Social Gaming Gets Funded [updated 10.28.08]
After virtual worlds and casual gaming, now emerges social gaming. Over the past couple of weeks a bunch of startups have come into some money by way of venture capital. So, what is this social gaming, who’s building it, and who’s funding it?
The term ‘social gaming’ seems somewhat superfluous: a game is inherently social because it either involves more than one person to play, or a larger socio-cultural context informs its game mechanics. But, whatever. This is not a philosophical explication of a definition: social gaming refers to games played on social networking platforms, like Facebook.
For example: in the browser-based Disco Fish II on Facebook, you are a medium fish that eats smaller fish, but must avoid being eaten by bigger fish. Simple enough. You can then challenge your friends to beat your score.
Sounds lame? It is. No different than the host of low-grade flash-based games on other sites, this type of game play makes up most of what social gaming seems to be all about. However, amidst the many mediocre titles, a few companies are now developing some more high-quality games.
According to Jeremy Liew, Social Gaming Pwns the Industry, because this type of game is much cheaper to develop, racks up lower marketing and distribution costs, and is not tied to the old line retail model.
Most recently the following companies received a bunch of money (alphabetically):
Iminlikewithyou: $1.5 million (June 2008)
Based in New York, this portal of sorts started, as the name suggests, more as a dating site. But, water flows down the hill, and so now it’s about gaming. At least that’s what Spark Capital, Baseline Ventures and Betaworks, and angel investors Ron Conway and Marc Andreessen (Netscape, Ning) hope. Not bad considering Charles Forman, its founder, is nuts: “Forman told CNET News.com that the entirety of the $1.5 million would be used to throw a large-scale party.” <source: http://news.cnet.com/8301-13577_3-9978390-36.html?dlbk>
Playfish: $1 million (July 2008); $3 million (earlier)

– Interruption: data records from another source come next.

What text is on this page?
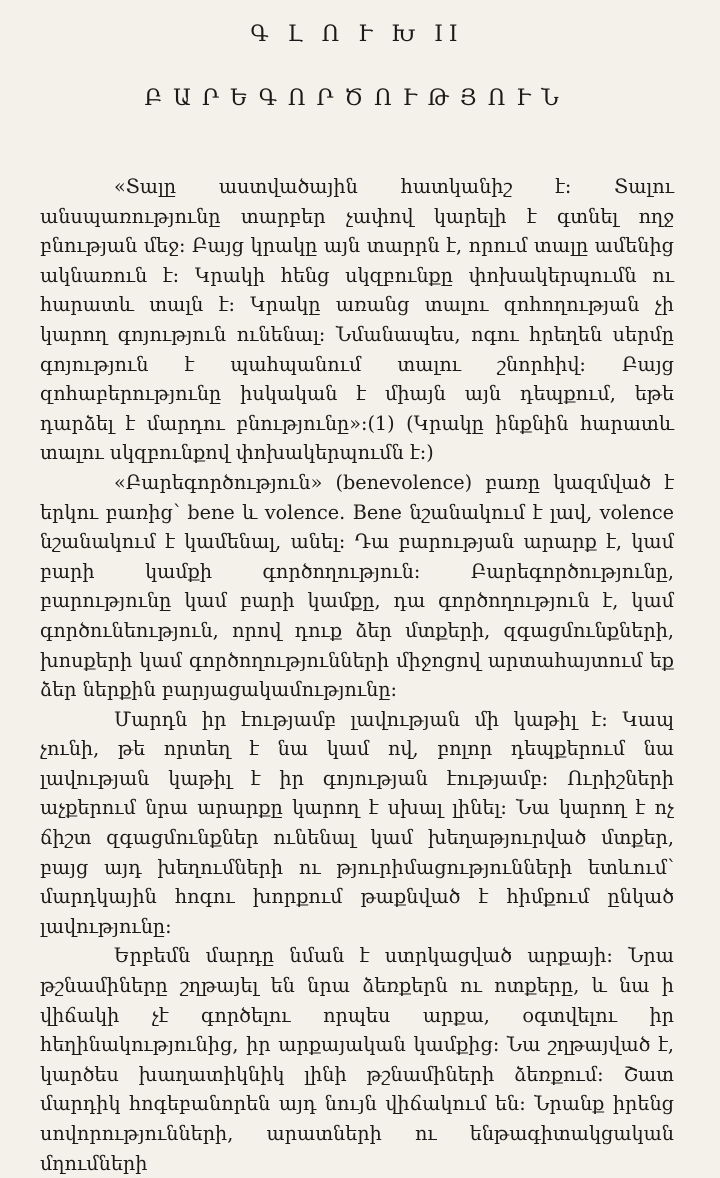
Գ Լ Ո Ւ Խ II
ԲԱՐԵԳՈՐԾՈՒԹՅՈՒՆ

«Տալը աստվածային հատկանիշ է: Տալու անսպառությունը տարբեր չափով կարելի է գտնել ողջ բնության մեջ: Բայց կրակը այն տարրն է, որում տալը ամենից ակնառուն է: Կրակի հենց սկզբունքը փոխակերպումն ու հարատև տալն է: Կրակը առանց տալու զոհողության չի կարող գոյություն ունենալ: Նմանապես, ոգու հրեղեն սերմը գոյություն է պահպանում տալու շնորհիվ: Բայց զոհաբերությունը իսկական է միայն այն դեպքում, եթե դարձել է մարդու բնությունը»:(1) (Կրակը ինքնին հարատև տալու սկզբունքով փոխակերպումն է:)

«Բարեգործություն» (benevolence) բառը կազմված է երկու բառից՝ bene և volence. Bene նշանակում է լավ, volence նշանակում է կամենալ, անել: Դա բարության արարք է, կամ բարի կամքի գործողություն: Բարեգործությունը, բարությունը կամ բարի կամքը, դա գործողություն է, կամ գործունեություն, որով դուք ձեր մտքերի, զգացմունքների, խոսքերի կամ գործողությունների միջոցով արտահայտում եք ձեր ներքին բարյացակամությունը:

Մարդն իր էությամբ լավության մի կաթիլ է: Կապ չունի, թե որտեղ է նա կամ ով, բոլոր դեպքերում նա լավության կաթիլ է իր գոյության էությամբ: Ուրիշների աչքերում նրա արարքը կարող է սխալ լինել: Նա կարող է ոչ ճիշտ զգացմունքներ ունենալ կամ խեղաթյուրված մտքեր, բայց այդ խեղումների ու թյուրիմացությունների ետևում՝ մարդկային հոգու խորքում թաքնված է հիմքում ընկած լավությունը:

Երբեմն մարդը նման է ստրկացված արքայի: Նրա թշնամիները շղթայել են նրա ձեռքերն ու ոտքերը, և նա ի վիճակի չէ գործելու որպես արքա, օգտվելու իր հեղինակությունից, իր արքայական կամքից: Նա շղթայված է, կարծես խաղատիկնիկ լինի թշնամիների ձեռքում: Շատ մարդիկ հոգեբանորեն այդ նույն վիճակում են: Նրանք իրենց սովորությունների, արատների ու ենթագիտակցական մղումների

London-based, (with studios in Norway and Beijing) the company claims its 6 million players play 100 million games per month for 300 million minutes. That sounds like a lot.
Update [Oct 28, 2008]: In a series B round, led by Accel Partners and Index Ventures, Playfish just received another $17 million. Apparently, social gaming is “casual gaming for the common man.” Not sure what that means. While Playfish wouldn’t comment on the $1 million/month speculation by TechCrunch UK, it seems the company is doing well enough to become one of the three biggest social gaming companies in terms of received funding (Zynga and SGN are the are two).
Social Gaming Network (SGN): $15 million (series A funding, May 2008)
Christmas showed up in May as SGN received a big ol’ check from a selection of investors, among which Grey Lock, The Founders Fund, Columbia Partners and Novak Biddle Venture Partners.
Zynga Game Network: $10 million (Feb 2008)
Among the benefactors are VCs such as Avalon Ventures, Foundry Group, Union Square Ventures, Clarium Capital, but also notable figures like Hoffman (chairman of LinkedIn) and Bob Pittman and Andy Russell (MTV, Century 21, AOL).
The big question is whether or not social gaming can graduate beyond being a mere add-on. Obviously once a substantial community emerges, people start playing. But does it warrant an industry of its own?